Kliesing, Gamm & Dr. Burkhardt

Familienrecht

Bei Fragen der elterlichen Sorge gilt, dass verheiratete Eltern die elterliche Sorge gemeinsam ausüben. Im Fall einer Ehescheidung trifft das Gericht nur auf Antrag eine Entscheidung zur elterlichen Sorge. Auch bei unverheirateten Paaren wird die gemeinsame elterliche Sorge zunehmend zum Regelfall. Problematisch wird die gemeinsame elterliche Sorge bei Paaren, die sich nicht mehr einig sind. Hauptaugenmerk sollte bei Streitigkeiten stets das Kindeswohl sein. Das Jugendamt hat ein eigenständiges Antragsrecht und kann bei Gericht einen Entzug oder eine Beschränkung der elterlichen Sorge beantragen.

Unabhängig vom Sorgerecht besteht ein Umgangsrecht der Kinder mit ihren Eltern, aber auch mit den Geschwistern, den Großeltern oder anderen engen Bezugspersonen. Dabei sind die Kindeswohlinteressen zu berücksichtigen. Wird der Umgang mit einem Umgangsberechtigten verweigert, sollte, um einen längeren Kontaktabbruch zu vermeiden, umgehend eine professionelle Beratung in Anspruch genommen werden.

Die eingetragene Lebenspartnerschaft wird durch die Rechtsprechung des Bundesverfassungsgerichts zunehmend der Ehe gleichgestellt.
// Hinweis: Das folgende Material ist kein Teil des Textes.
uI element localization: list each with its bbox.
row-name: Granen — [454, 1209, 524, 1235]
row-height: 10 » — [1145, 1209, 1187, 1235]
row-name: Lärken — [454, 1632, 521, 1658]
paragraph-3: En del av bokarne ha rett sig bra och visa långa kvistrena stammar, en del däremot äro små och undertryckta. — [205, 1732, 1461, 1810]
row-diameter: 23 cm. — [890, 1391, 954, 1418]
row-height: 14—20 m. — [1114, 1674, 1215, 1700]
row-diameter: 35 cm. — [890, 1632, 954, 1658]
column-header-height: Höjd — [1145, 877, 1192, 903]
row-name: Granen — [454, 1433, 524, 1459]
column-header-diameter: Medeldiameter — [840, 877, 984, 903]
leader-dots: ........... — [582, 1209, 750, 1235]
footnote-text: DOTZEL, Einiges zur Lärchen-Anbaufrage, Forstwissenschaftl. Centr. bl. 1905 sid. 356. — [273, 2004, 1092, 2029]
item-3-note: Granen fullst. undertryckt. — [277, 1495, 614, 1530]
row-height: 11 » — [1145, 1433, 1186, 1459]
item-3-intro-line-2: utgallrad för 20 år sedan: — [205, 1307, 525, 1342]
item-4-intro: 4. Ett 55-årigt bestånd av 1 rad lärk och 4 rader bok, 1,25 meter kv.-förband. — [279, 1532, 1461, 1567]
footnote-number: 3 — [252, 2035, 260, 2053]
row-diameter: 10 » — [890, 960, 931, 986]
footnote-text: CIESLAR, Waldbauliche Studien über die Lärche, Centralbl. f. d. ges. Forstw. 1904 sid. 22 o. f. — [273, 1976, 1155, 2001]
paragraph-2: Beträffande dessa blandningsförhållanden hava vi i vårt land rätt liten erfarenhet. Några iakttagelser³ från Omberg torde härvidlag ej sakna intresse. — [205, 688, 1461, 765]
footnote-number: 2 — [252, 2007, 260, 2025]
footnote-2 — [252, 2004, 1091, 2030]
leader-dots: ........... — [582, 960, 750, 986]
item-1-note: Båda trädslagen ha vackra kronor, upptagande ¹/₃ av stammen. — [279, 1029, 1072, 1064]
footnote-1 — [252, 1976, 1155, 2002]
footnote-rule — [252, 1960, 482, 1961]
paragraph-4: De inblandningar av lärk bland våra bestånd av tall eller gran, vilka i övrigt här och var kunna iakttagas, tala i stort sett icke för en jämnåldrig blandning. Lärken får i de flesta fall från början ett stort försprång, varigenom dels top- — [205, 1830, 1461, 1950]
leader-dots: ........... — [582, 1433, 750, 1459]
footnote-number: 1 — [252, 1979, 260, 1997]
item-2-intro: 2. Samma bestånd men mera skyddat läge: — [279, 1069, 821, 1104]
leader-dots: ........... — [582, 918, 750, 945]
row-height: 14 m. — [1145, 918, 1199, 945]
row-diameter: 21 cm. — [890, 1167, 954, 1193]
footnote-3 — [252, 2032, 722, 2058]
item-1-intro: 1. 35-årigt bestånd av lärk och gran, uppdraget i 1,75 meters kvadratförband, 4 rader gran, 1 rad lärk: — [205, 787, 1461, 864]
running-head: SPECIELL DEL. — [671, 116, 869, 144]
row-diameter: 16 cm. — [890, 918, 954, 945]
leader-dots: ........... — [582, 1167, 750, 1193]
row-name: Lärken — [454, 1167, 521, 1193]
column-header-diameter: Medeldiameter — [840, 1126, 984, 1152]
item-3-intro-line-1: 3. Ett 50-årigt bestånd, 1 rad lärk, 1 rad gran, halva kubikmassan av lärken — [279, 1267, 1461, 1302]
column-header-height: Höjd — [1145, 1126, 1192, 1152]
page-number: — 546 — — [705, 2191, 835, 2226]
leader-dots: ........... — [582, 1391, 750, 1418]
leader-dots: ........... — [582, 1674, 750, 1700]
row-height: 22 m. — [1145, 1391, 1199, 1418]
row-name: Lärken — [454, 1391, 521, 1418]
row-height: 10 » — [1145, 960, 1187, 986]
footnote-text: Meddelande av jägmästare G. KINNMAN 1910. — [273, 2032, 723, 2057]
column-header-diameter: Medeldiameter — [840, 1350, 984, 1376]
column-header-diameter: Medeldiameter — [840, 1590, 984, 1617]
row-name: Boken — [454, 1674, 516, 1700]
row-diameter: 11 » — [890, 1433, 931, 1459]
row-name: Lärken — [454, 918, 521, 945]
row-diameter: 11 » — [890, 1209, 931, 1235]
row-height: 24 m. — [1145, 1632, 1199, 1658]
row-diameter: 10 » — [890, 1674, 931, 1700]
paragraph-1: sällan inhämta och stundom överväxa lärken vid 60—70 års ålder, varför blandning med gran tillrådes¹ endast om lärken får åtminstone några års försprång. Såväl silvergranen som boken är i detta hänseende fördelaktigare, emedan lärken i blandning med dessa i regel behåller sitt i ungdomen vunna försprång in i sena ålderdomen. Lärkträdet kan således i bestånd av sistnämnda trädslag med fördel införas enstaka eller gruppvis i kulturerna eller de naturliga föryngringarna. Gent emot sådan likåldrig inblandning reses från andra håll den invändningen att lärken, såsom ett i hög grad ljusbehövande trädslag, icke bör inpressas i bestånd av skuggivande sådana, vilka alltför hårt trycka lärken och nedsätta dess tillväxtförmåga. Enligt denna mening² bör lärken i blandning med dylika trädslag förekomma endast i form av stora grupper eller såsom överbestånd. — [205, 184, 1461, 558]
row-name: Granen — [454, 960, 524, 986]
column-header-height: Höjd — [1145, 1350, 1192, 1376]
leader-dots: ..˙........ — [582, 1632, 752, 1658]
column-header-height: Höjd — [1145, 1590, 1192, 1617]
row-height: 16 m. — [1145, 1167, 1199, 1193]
Bei der Aufhebung einer eingetragenen Lebenspartnerschaft sind wie bei der Ehescheidung Regelungen über den Versorgungsausgleich, den Ausgleich von Zugewinn und über den Unterhalt zu treffen.

Grundsätzlich ist in Familienangelegenheiten vorrangig das Erzielen einer einvernehmlichen Lösung erstrebenswert. Sollte die nicht möglich sein, vertreten wir Sie auch dann kompetent und engagiert bei der Durchsetzung Ihrer Interessen.